In a recent CRISIL study, the downgrades have actually outnumbered the upgrades in the second half of 2019-20. This isn't surprising as the economy has been on a downswing for the last 12 months. Another rating agency ICRA saw the downgrades in the corporate sector more than doubling during the same period. The corporates have entered the COVID crisis in a bad shape.
The downgrade matters for the RBI as well as banks as risk-weights in capital calculation are decided based on the rating profile of borrowers.
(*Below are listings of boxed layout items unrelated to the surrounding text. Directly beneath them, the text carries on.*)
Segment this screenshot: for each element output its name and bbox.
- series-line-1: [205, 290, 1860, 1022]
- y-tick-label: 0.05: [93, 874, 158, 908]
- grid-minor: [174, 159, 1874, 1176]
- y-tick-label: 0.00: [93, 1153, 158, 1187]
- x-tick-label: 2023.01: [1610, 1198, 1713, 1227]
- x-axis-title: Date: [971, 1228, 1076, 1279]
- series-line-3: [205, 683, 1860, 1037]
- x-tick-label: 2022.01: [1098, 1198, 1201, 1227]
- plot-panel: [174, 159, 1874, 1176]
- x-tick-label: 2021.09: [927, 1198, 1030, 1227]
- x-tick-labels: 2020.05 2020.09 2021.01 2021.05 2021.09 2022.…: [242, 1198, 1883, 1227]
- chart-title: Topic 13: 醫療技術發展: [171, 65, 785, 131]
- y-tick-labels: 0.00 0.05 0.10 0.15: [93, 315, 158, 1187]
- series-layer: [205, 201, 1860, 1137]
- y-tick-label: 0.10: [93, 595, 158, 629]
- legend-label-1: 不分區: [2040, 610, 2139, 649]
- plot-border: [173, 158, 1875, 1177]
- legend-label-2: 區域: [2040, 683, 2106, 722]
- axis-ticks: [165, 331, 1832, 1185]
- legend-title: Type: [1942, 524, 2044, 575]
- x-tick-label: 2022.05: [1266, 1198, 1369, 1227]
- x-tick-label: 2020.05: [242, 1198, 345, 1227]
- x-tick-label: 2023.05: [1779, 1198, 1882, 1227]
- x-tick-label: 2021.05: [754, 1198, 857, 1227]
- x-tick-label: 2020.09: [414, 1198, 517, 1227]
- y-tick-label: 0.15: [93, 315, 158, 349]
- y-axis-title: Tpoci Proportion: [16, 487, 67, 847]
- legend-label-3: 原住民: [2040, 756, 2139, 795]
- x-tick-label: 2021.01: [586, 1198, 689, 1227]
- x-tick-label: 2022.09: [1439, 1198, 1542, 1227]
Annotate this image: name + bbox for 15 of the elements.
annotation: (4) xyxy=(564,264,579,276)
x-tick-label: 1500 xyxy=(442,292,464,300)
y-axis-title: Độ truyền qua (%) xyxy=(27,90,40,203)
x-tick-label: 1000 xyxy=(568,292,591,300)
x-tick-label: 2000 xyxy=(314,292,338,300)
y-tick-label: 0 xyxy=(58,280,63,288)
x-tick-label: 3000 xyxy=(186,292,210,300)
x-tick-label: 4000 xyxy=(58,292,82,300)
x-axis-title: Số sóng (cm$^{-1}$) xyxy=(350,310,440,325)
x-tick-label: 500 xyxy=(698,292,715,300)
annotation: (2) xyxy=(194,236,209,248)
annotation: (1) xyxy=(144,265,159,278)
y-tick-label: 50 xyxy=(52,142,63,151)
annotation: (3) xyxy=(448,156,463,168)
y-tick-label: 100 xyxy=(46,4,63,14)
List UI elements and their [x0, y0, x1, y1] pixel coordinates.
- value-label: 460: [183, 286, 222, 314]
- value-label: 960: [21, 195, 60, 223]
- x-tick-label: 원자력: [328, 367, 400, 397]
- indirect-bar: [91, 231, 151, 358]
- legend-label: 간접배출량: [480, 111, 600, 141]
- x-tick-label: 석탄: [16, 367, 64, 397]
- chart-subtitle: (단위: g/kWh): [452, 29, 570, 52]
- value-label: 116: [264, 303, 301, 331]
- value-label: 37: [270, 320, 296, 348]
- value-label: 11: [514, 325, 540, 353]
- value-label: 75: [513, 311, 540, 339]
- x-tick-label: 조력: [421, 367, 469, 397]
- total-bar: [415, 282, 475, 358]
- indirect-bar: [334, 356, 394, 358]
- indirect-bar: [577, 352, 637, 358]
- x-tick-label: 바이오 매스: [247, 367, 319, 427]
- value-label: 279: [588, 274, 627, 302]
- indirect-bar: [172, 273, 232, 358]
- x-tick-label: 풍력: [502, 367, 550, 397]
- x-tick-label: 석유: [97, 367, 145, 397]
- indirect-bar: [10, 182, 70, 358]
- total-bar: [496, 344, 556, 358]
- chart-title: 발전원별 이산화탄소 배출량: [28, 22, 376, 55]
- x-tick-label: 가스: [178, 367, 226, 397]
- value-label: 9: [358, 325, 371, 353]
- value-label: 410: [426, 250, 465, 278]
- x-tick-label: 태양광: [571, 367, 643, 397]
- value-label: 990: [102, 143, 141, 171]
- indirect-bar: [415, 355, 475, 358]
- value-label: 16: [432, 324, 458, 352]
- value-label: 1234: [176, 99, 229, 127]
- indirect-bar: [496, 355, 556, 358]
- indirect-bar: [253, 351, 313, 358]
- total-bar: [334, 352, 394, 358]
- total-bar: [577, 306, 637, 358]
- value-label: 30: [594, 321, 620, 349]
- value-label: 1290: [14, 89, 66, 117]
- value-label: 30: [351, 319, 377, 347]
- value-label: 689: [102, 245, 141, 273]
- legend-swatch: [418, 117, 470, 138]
Lower the rating, higher the risk-weights.
The risk-weights influence the capital as riskier assets eat away bank's capital. Take, for instance, the RBI has fixed higher risk-weights for unrated corporates, unsecured loans with no collateral and for lower investment grade corporates (B, BB, A).
So how much could be the damage to banks' capital?
The RBI has recently done a study of different stress scenarios based on the geopolitical tension, trade war and the global slowdown. In a severe or most stressed scenario, the RBI has predicted the capital adequacy of banks falling to 12.7 per cent by September 2019 from the current 15 per cent-plus. The projection for gross NPAs was pegged at 15.6 per cent , up from current 9.4 per cent.
This stress test scenario was built in pre-COVID days in December last year. Nobody knows how much economic damage COVID would unleash as the entire world is still fighting the virus and also pumping in trillions of dollars to avoid a long recession. If the above scenario gets replicated, the banks would still be in a better position at 12.7 per cent capital adequacy against the minimum 9 per cent, but they would be without any buffer. The ones with lower capital would certainly find it difficult to do any lending business.
But if the COVID impact breaches the above numbers, there could be serious threat to banks. Meanwhile, many private sector banks are already in capital-raising mode to create additional capital buffers. The government should also recapitalise the banks to put them on a strong footing not only to fight the COVID impact, but also to continue lending in the economy as the growth would be a big casualty.